Malcolm Harris, who has dubbed himself on social media the "curator of cool," was indicted in a U.S. federal court this week along with two of Ban's relatives in connection with an alleged international bribery scheme. Harris double-crossed the others and walked away with $500,000, prosecutors said.
Harris faces arrest on the charges, but it is not clear if U.S. authorities know his whereabouts. He told Reuters in a Facebook message on Thursday that he was hiring a lawyer and would not comment on the allegations or his location. "I would appreciate your patience," he said.
Harris' husband posted on Instagram this week from Mexico but did not indicate if Harris was with him.
The case has roiled Ban's plans to run for president of South Korea after completing his term at the United Nations two weeks ago. Ban, who is not accused of wrongdoing, has said he knew nothing of the case and that he plans to decide soon on his political future.
Harris, 52, moves in different circles. His wedding, held on a fashion runway, was featured in 2012 on the Bravo TV network in an episode labeled online as "Matrimony Fierce."
He frequently writes on cultural topics for the Huffington Post, where his profile as an independent contributor described him as a "creative consultant, cultural icon, and art world aficionado."
Fashion publications have said his famous friends include Madonna, that he studied at New York's Fashion Institute of Technology and that he has lived in Paris and Tokyo.
He sold three dresses to Angelina Jolie, despite having twice hung up on her phone calls after mistakenly thinking it was a prankster, the celebrity TV show Access Hollywood reported in 2009.
In 2005, he told the Washington Post that as much as he "adored" the fashion business, he had become fed up with celebrities "mooching" free clothing from designers.

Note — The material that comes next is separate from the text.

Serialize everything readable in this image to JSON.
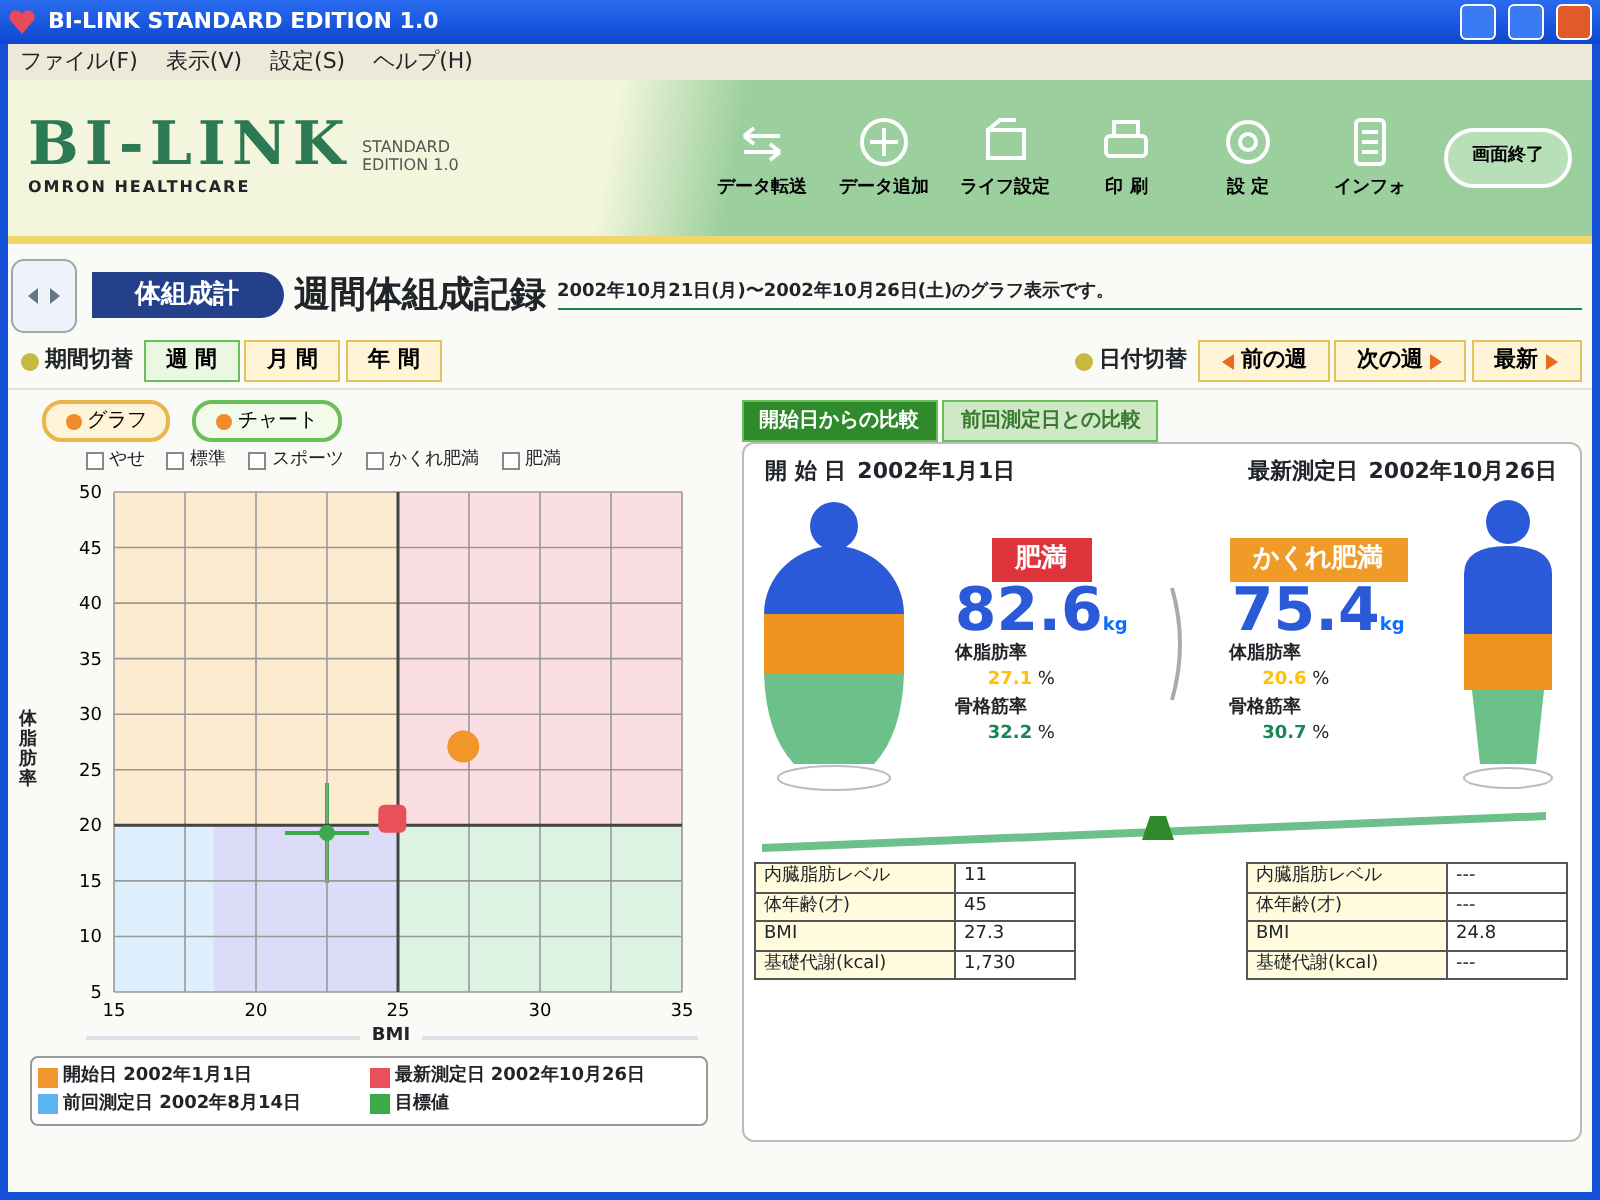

Federal prosecutors in Manhattan said Harris ran into trouble after he told false tales about connections to Middle Eastern royalty.
Central to the case is a 72-story skyscraper complex in Vietnam built at a cost of $1 billion. In 2014, the South Korean construction firm Keangnam Enterprises Co Ltd, facing a liquidity crisis, was interested in selling the complex, an indictment released on Tuesday said.
Harris heard about the possible deal through Joo Hyun Bahn, a real estate broker who is a nephew of the former U.N. secretary-general and whose father was a Keangnam executive, the indictment said.
According to prosecutors, Harris offered to help arrange a sale to a sovereign wealth fund through his claimed connections to Middle Eastern royalty. All he needed, he said, was a commission for himself and money to pay bribes to a Middle Eastern official, according to the indictment.
But Harris had no such connections, and after he persuaded the other men to send $500,000 to his company, Muse Creative Consulting LLC, to pay bribes as a middle man, he kept the money, the indictment said.
Harris even forged emails that appeared to be from the Middle Eastern official demanding bribes, the indictment said.
He spent the money on airfare, hotels, lavish meals, furniture, rent for a Manhattan apartment and a six-month lease for a penthouse in the fashionable Brooklyn neighborhood of Williamsburg, the indictment said.
Joo Hyun Bahn was arrested on Tuesday and pleaded not guilty. His father, Ban Ki-sang, who is Ban Ki-moon's younger brother, was also charged and remains at large.
Harris, who faces charges that include wire fraud and aggravated identity theft, faces a mandatory minimum sentence of two years in prison and a maximum of 32 years if convicted.
The year before the alleged scheme, Harris compared himself in an interview to a character from "Scandal," a TV drama about a former White House aide who becomes a crisis manager for the rich and powerful.
"People come to me when they have the perfect life, but they want to make it better - when they know that there is something missing," he told Whitewall art magazine in 2013.